Historic church in North Carolina, United States

St. Matthias Episcopal Church is a parish of the Episcopal Church located at Asheville, Buncombe County, North Carolina, in the Diocese of Western North Carolina. Founded in 1865 as the Freedmen's Church, St. Matthias believes itself to be the oldest African-American congregation in the city.

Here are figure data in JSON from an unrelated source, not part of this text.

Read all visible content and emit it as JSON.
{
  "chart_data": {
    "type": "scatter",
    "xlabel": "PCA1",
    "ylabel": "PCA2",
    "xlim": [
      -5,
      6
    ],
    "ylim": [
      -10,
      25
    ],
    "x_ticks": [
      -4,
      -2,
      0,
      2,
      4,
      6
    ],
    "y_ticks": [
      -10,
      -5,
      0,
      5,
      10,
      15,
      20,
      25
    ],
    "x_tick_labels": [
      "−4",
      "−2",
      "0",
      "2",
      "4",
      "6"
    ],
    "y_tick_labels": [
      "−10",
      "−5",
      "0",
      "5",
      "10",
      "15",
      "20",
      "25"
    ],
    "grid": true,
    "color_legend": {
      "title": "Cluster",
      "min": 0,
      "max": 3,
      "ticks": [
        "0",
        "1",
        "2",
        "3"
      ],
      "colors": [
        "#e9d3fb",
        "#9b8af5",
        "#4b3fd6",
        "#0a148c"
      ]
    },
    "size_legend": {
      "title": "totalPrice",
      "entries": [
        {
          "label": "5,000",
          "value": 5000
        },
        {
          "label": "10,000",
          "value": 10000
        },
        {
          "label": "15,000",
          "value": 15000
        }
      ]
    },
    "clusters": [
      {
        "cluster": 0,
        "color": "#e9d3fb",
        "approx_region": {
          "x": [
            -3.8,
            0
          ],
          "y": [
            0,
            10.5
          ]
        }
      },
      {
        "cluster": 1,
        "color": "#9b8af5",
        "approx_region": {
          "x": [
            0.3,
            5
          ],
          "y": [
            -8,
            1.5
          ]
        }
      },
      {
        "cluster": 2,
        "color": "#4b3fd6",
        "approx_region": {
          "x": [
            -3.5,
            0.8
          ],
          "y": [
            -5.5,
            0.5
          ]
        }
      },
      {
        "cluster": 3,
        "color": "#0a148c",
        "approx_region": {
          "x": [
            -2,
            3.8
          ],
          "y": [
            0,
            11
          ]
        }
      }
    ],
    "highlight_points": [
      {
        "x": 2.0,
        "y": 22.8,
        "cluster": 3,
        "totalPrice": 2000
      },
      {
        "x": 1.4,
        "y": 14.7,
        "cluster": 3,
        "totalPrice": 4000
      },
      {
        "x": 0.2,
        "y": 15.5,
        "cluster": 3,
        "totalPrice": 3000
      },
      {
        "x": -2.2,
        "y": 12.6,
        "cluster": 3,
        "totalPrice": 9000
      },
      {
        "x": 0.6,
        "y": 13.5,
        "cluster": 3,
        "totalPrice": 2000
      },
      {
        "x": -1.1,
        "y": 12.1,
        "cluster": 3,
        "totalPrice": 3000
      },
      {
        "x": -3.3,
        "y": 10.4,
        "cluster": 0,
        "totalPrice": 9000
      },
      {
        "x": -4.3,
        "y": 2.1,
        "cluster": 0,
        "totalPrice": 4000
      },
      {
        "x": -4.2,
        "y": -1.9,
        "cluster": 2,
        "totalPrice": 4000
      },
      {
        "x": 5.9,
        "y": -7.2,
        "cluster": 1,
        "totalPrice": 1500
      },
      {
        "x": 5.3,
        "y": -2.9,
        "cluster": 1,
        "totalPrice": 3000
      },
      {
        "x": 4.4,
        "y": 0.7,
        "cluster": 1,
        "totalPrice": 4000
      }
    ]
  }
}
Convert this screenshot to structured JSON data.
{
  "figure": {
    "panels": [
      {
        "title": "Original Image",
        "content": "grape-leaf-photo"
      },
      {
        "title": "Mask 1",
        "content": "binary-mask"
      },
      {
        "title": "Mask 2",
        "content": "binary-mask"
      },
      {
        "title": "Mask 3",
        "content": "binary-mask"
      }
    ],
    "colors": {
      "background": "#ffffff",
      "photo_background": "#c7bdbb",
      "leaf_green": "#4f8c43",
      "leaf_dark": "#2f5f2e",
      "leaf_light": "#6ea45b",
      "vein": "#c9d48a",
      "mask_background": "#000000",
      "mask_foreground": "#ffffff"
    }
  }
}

Its historic church, a one-story, cruciform plan brick building with Gothic Revival design influences, was built in 1894–1896. It was listed on the National Register of Historic Places in 1979.

== History ==
===Founding===
Immediately following the American Civil War, St. Matthias was founded as the "Freedmen's Church," a separate congregation of recently emancipated enslaved people at Trinity Episcopal Church with the understanding that as soon as possible, it would be housed in a building of its own. Because the church was founded so close to the end of the Civil War, it considered to be one of the oldest, if not the oldest, African American Church in Asheville. According to the account of Thomas W. Patton, one of the founders of the church, the work of the Freedman's Church "started in Trinity Church, where each Sunday afternoon a crowd of Colored people were collected and drilled in the Catechism and other teachings of our church." He continued stating that, "It is well remembered by some... how heartily the learners sang chants, hymns, responses, and repeated the Catechism Sunday after Sunday, much to the amusement, and perchance ridicule of some who thought themselves wise. The result has proven who were truly wise of those distant days." The Freedmen's Church began meeting in a small structure near Trinity Episcopal Church that became known as Trinity Chapel.

=== Construction ===
As early as 1879 members of the Freedmen's congregation saw a need for a new building. It was several years later when construction on St. Matthias finally began. Although the architect of the church is unknown, the contractor for the project was James Vester Miller. Miller, himself born into slavery, was a member of Trinity Chapel and one of the most well respected brick masons and contractors in Asheville of his time. Miller is also responsible for the construction of Mt. Zion Missionary Baptist Church in Asheville, the Asheville Municipal Building, and many other projects across the state.

Congregants gathered to lay the cornerstone of the building on February 22, 1894, two days before the Feast of St. Matthias. It was at this occasion that the present Bishop, Joseph B. Cheshire, bestowed the congregation with the name "St. Matthias" in honor of its new, independent status.